Socially, economically, and culturally, the black Mainstream is part of the American mainstream. Middle-class African Americans buy too much on credit and save too little for the future, they burden their children with high and often unrealistic expectations, they drive automobiles that are excessively lare and wasteful, they become emotionally attached to professional sports teams made up of wealthy, spoiled, indifferent athletes—in short, they behave just like other Americans. Even though there is still ground to be made up, it is fair to say that for all intents and purposes, Mainstream African Americans have arrived.
They have arrived, in Robinson's view, because they've become just like other Americans. This account makes me think of something W. E. B. Du Bois writes in The Souls of Black Folk (1903), in a chapter on the economic rise of Atlanta, in which he worries that African Americans will lose sight of their higher ideals as they buy into the general American worship of riches:
What if the Negro people be wooed from a strife for righteousness, from a love of knowing, to regard dollars as the be-all and end-all of life?
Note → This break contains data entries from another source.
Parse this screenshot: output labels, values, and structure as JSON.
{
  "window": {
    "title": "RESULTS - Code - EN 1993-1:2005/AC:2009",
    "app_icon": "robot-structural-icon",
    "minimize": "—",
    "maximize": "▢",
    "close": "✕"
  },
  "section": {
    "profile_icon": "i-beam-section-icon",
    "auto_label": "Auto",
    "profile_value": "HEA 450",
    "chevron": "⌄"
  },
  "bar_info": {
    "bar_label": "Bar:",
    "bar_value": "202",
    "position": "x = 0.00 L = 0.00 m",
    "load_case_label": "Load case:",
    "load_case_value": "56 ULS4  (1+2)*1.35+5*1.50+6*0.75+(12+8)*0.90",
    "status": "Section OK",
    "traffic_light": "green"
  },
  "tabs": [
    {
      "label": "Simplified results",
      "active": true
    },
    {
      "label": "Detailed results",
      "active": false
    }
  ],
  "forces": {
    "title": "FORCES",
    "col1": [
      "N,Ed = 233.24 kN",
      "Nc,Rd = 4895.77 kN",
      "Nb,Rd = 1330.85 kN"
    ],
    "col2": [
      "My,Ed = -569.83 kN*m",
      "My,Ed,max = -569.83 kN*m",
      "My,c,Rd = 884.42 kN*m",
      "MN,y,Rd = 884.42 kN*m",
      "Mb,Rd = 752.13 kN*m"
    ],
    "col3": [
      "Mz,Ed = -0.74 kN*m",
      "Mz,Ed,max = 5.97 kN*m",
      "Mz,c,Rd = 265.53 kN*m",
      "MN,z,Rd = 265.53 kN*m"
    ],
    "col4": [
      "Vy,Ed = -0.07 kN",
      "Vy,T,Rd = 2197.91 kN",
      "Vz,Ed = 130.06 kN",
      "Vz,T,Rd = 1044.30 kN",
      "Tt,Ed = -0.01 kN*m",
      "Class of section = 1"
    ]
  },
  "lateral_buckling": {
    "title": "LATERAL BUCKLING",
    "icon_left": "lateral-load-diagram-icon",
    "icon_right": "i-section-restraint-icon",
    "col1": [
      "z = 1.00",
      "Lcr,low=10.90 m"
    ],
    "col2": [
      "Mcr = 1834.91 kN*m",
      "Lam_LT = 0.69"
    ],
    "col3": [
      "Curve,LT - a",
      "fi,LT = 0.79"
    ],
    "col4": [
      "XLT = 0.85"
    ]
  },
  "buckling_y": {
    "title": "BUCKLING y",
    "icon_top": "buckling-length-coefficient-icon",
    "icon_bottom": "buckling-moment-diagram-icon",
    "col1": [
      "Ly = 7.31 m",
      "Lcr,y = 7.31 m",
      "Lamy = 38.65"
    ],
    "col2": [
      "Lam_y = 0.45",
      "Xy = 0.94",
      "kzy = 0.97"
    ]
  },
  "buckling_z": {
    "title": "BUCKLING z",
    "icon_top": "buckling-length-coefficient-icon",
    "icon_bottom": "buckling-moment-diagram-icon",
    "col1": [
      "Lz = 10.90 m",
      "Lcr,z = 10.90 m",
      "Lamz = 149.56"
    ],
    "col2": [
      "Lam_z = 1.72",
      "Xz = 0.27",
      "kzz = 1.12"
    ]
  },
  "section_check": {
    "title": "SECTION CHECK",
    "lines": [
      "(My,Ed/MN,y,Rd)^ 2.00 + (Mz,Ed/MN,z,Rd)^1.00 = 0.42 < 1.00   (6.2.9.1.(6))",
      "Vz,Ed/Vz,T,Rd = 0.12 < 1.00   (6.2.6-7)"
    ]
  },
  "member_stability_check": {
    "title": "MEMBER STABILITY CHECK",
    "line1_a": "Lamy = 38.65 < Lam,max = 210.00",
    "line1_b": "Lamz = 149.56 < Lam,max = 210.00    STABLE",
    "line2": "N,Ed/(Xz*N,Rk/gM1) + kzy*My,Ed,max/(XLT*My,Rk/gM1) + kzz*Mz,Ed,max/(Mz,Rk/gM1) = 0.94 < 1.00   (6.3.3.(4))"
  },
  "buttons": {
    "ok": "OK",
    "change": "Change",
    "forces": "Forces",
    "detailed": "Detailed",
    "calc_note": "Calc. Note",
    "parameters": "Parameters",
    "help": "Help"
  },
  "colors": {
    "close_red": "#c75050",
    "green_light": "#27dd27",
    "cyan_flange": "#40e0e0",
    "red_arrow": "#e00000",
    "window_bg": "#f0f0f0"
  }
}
What if to the Mammonism of America be added the rising Mammonism of the re-born South, and the Mammonism of this South be reinforced by the budding Mammonism of its half-awakened black millions?
It's important to note that Robinson also reports that he's met few Mainstream blacks who don't feel a responsibility to help "the Abandoned," Robinson's term for those blacks who have not seen much benefit from the gains of the Civil Rights Movement and affirmative action.